Which isn’t necessarily a bad thing either: this is, after all, a made for cable remake of a movie whose budget, Wikipedia tells me, was $96,234.49. There’s something to be said for this kind of remake – applied to something with room for improvement, or whose core concepts spark an idea worthy of further exploration. Not sure this necessarily falls into either category. While the special effects are not bad, they have hardly taken advantage of the greater freedom offered by the cable destination, with regard to content: outside of a couple of F-bombs, this could just as easily have been something made for the SyFy channel. It’s not helped by an extended flashback sequence, revealing what actually happened to Ben’s mother, that appears to have been shot entirely with the strobe effect on the camera accidentally enabled. I’ve not clue what Gross was trying to achieve here; what I can say, though, is that whatever it was, doesn’t work.
Kinski’s portrayal is okay: I was reminded somewhat of her role in A Storm in Summer, both in its portrayal of someone who cares about a child, despite being unrelated to him, and the lack of any romantic angles for her character. However, Dr Stillman is a thoroughly unconvincing “child therapist,” not least because we don’t ever see her doing any therapy – she’s supposedly responsible for an entire school district, but as depicted here, her focus is absolutely on a single kid in a single educational establishment. It might have worked better if she had already been in place, with Dr. McCann and Ben moving to town, perhaps trying to escape the strange trail of carnage which seems to follow them, wherever they go.

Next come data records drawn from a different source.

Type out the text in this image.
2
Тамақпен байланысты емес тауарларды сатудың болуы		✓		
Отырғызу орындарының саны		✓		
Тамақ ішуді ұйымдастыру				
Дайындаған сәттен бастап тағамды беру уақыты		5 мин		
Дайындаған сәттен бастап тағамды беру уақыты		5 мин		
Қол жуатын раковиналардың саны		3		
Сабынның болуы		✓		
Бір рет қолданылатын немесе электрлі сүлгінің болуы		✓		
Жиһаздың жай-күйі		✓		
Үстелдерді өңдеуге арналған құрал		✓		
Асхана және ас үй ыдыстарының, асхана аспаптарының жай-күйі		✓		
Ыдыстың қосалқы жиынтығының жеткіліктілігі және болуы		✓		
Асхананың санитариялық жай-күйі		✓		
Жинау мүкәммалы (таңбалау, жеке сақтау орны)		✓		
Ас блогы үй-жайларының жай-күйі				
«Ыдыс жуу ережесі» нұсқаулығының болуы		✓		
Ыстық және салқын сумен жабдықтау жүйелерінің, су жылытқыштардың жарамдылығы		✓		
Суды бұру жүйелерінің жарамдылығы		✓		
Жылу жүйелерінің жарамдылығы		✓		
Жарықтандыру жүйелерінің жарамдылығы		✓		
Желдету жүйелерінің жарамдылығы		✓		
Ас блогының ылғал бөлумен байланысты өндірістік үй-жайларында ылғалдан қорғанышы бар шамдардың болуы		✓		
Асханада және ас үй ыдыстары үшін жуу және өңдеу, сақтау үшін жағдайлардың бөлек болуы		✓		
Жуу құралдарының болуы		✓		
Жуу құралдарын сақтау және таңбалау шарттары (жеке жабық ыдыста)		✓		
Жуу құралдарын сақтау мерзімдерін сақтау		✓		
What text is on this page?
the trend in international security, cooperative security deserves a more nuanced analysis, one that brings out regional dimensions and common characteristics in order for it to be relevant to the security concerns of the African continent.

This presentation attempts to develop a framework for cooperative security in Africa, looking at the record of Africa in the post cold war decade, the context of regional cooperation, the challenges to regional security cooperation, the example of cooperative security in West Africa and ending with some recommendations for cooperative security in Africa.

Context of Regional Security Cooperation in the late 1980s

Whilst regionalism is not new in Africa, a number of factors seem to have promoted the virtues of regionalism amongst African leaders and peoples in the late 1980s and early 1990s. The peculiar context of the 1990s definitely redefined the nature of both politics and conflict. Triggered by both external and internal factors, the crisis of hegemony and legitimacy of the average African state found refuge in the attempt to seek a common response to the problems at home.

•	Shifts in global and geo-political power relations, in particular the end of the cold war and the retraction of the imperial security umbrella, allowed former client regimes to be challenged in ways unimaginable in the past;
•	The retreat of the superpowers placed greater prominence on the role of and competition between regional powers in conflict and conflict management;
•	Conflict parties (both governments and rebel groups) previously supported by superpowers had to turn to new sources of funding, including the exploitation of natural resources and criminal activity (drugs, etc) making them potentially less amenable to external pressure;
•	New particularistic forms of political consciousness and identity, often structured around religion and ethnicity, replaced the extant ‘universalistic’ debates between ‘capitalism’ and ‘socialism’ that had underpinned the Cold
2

It’s likely significant that you find yourself thinking of ways this could have been better, even as you are watching it. To be honest, the title also no longer makes any sense, with the apocalypse theme of the original entirely missing, and promises far more “doom” than the movie ever delivers. Quaid isn’t bad – his role reminded me somewhat of his similar one as a father harboring a dark secret, in Parents – and I was also diverted by trying to remember, from where I was familiar with Groener [the answer being his role as Mayor Wilkins from Buffy the Vampire Slayer]. Edner, meanwhile, went on to a musical career and was also a dancer in Alien Ant Farm’s Smooth Criminal video. Now you know. I guess, overall, this falls mostly into the category of harmless. I can see where it was trying to go, yet there’s hardly anything that will stick in your mind, and a relatively well-known cast (compared to some of the other Creature Features, in particular) appear to be content with not much more than showing up.